Bug: Performance regression in 1013af4f585f: mm/hugetlb: fix huge_pmd_unshare() vs GUP-fast race

linux-mm.kvack.org archive mirror
 help / color / mirror / Atom feed

From: "Uschakow, Stanislav" <suschako@amazon.de>
To: "linux-mm@kvack.org" <linux-mm@kvack.org>
Cc: "trix@redhat.com" <trix@redhat.com>,
	"ndesaulniers@google.com" <ndesaulniers@google.com>,
	"nathan@kernel.org" <nathan@kernel.org>,
	"akpm@linux-foundation.org" <akpm@linux-foundation.org>,
	"muchun.song@linux.dev" <muchun.song@linux.dev>,
	"mike.kravetz@oracle.com" <mike.kravetz@oracle.com>,
	"jannh@google.com" <jannh@google.com>,
	"lorenzo.stoakes@oracle.com" <lorenzo.stoakes@oracle.com>,
	"liam.howlett@oracle.com" <liam.howlett@oracle.com>,
	"muchun.song@linux.dev" <muchun.song@linux.dev>,
	"osalvador@suse.de" <osalvador@suse.de>,
	"vbabka@suse.cz" <vbabka@suse.cz>,
	"stable@vger.kernel.org" <stable@vger.kernel.org>,
	"akpm@linux-foundation.org" <akpm@linux-foundation.org>,
	"jannh@google.com" <jannh@google.com>
Subject: Bug: Performance regression in 1013af4f585f: mm/hugetlb: fix huge_pmd_unshare() vs GUP-fast race
Date: Fri, 29 Aug 2025 14:30:46 +0000	[thread overview]
Message-ID: <4d3878531c76479d9f8ca9789dc6485d@amazon.de> (raw)

Hello.

We have observed a huge latency increase using `fork()` after ingesting the CVE-2025-38085 fix which leads to the commit `1013af4f585f: mm/hugetlb: fix huge_pmd_unshare() vs GUP-fast race`. On large machines with 1.5TB of memory with 196 cores, we identified mmapping of 1.2TB of shared memory and forking itself dozens or hundreds of times we see a increase of execution times of a factor of 4. The reproducer is at the end of the email.

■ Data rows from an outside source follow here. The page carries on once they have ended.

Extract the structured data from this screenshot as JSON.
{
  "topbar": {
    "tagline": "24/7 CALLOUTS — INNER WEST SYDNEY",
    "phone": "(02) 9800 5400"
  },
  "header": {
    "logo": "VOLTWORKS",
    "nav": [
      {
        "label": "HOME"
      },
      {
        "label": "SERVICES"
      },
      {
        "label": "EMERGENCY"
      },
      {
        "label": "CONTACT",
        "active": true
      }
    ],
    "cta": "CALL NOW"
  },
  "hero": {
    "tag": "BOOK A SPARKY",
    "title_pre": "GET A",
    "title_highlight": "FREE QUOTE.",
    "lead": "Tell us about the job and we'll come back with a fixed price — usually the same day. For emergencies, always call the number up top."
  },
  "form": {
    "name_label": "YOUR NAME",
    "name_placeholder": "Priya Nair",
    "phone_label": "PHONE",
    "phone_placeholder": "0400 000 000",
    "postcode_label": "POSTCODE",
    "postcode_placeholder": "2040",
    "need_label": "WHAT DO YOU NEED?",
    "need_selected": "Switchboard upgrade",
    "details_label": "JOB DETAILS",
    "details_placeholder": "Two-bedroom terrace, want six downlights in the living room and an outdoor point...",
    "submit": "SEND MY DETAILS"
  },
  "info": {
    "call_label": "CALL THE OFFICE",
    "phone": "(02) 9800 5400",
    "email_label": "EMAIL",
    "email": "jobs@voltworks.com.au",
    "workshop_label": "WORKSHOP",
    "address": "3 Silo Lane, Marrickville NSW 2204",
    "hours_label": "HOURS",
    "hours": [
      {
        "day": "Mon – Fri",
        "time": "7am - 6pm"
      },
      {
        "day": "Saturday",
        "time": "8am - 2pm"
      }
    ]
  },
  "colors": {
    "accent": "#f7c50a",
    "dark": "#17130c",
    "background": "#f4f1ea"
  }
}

Comparing the a kernel without this patch with a kernel with this patch applied when spawning 1000 children we see those execution times:


Patched kernel: 
$ time make stress
...
real    0m11.275s
user    0m0.177s
sys     0m23.905s

Original kernel : 

$ time make stress
...real    0m2.475s
user    0m1.398s
sys     0m2.501s


The patch in question: https://git.kernel.org/pub/scm/linux/kernel/git/stable/linux.git/commit/?id=1013af4f585fccc4d3e5c5824d174de2257f7d6d


My observation/assumption is:

each child touches 100 random pages and despawns
on each despawn `huge_pmd_unshare()` is called
each call to `huge_pmd_unshare()` syncrhonizes all threads using `tlb_remove_table_sync_one()` leading to the regression



I'm happy to provide more information.




Thank you
Stanislav Uschakow








=== Reproducer ===

Setup:


#!/bin/bash
echo "Setting up hugepages for reproduction..."

# hugepages (1.2TB / 2MB = 614400 pages)
REQUIRED_PAGES=614400

# Check current hugepage allocation
CURRENT_PAGES=$(cat /proc/sys/vm/nr_hugepages)
echo "Current hugepages: $CURRENT_PAGES"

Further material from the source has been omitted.